La France, à travers le Club de Paris (36 % de la dette), va favoriser l’annulation de la dette. Mais le processus dépend de la levée des sanctions américaines. En 2017, l’embargo économique a été levé, mais Washington maintient le pays sur la liste noire des « Etats soutenant le terrorisme ». La justice américaine entend négocier des compensations financières pour les victimes des attentats des ambassades Nairobi et Dar es Salam de 1998 dont elle impute une responsabilité au Soudan. Un passif qui réduit les marges de manœuvre des nouvelles autorités qui ont entamé les discussions avec les Etats-Unis.
Washington estime qu’il faudra au moins un an avant de parvenir à un accord avec le FMI, le temps de négocier la levée des sanctions et d’enclencher le processus d’annulation de dette. La Chine, après avoir soutenu presque jusqu’au bout Omar el-Béchir, a promis d’apporter une assistance aux nouvelles autorités. Le ministre des Affaires étrangères chinois, Wang Yi, a rencontré Abdalla Hamdok, à New York.

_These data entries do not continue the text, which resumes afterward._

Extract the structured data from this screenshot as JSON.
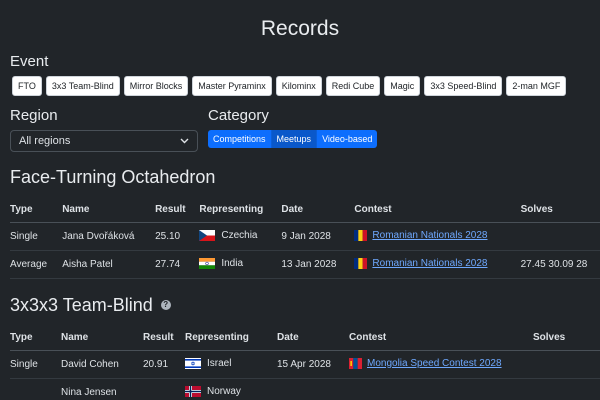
{
  "page": {
    "title": "Records"
  },
  "event": {
    "label": "Event",
    "buttons": [
      "FTO",
      "3x3 Team-Blind",
      "Mirror Blocks",
      "Master Pyraminx",
      "Kilominx",
      "Redi Cube",
      "Magic",
      "3x3 Speed-Blind",
      "2-man MGF"
    ]
  },
  "region": {
    "label": "Region",
    "selected": "All regions"
  },
  "category": {
    "label": "Category",
    "buttons": [
      "Competitions",
      "Meetups",
      "Video-based"
    ]
  },
  "section1": {
    "title": "Face-Turning Octahedron",
    "headers": [
      "Type",
      "Name",
      "Result",
      "Representing",
      "Date",
      "Contest",
      "Solves"
    ],
    "rows": [
      {
        "type": "Single",
        "name": "Jana Dvořáková",
        "result": "25.10",
        "country": "Czechia",
        "date": "9 Jan 2028",
        "contest": "Romanian Nationals 2028",
        "solves": ""
      },
      {
        "type": "Average",
        "name": "Aisha Patel",
        "result": "27.74",
        "country": "India",
        "date": "13 Jan 2028",
        "contest": "Romanian Nationals 2028",
        "solves": "27.45  30.09  28"
      }
    ]
  },
  "section2": {
    "title": "3x3x3 Team-Blind",
    "headers": [
      "Type",
      "Name",
      "Result",
      "Representing",
      "Date",
      "Contest",
      "Solves"
    ],
    "rows": [
      {
        "type": "Single",
        "name": "David Cohen",
        "result": "20.91",
        "country": "Israel",
        "date": "15 Apr 2028",
        "contest": "Mongolia Speed Contest 2028",
        "solves": ""
      },
      {
        "type": "",
        "name": "Nina Jensen",
        "result": "",
        "country": "Norway",
        "date": "",
        "contest": "",
        "solves": ""
      }
    ]
  }
}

Tout est à faire au Soudan. Il faut développer les infrastructures, réhabiliter les structures d’approvisionnement en eau, développer la couverture énergétique, relancer le pastoralisme et des cultures d’exportation comme la gomme arabique. Ce pays de 43 millions d’habitants a le potentiel pour devenir le grenier à blé de la région. Un secteur agricole trop longtemps négligé, l’Etat ayant vécu sur les revenus des hydrocarbures. Mais, depuis la séparation avec le Sud Soudan en 2011, il a été amputé de 80 % de ses recettes.
A l’issue de la transition, le Premier ministre soudanais a promis d’organiser les premières élections démocratiques du pays depuis 1986. L’Union européenne devrait être au rendez-vous pour financer le scrutin si la belle histoire ne déraille pas d’ici là.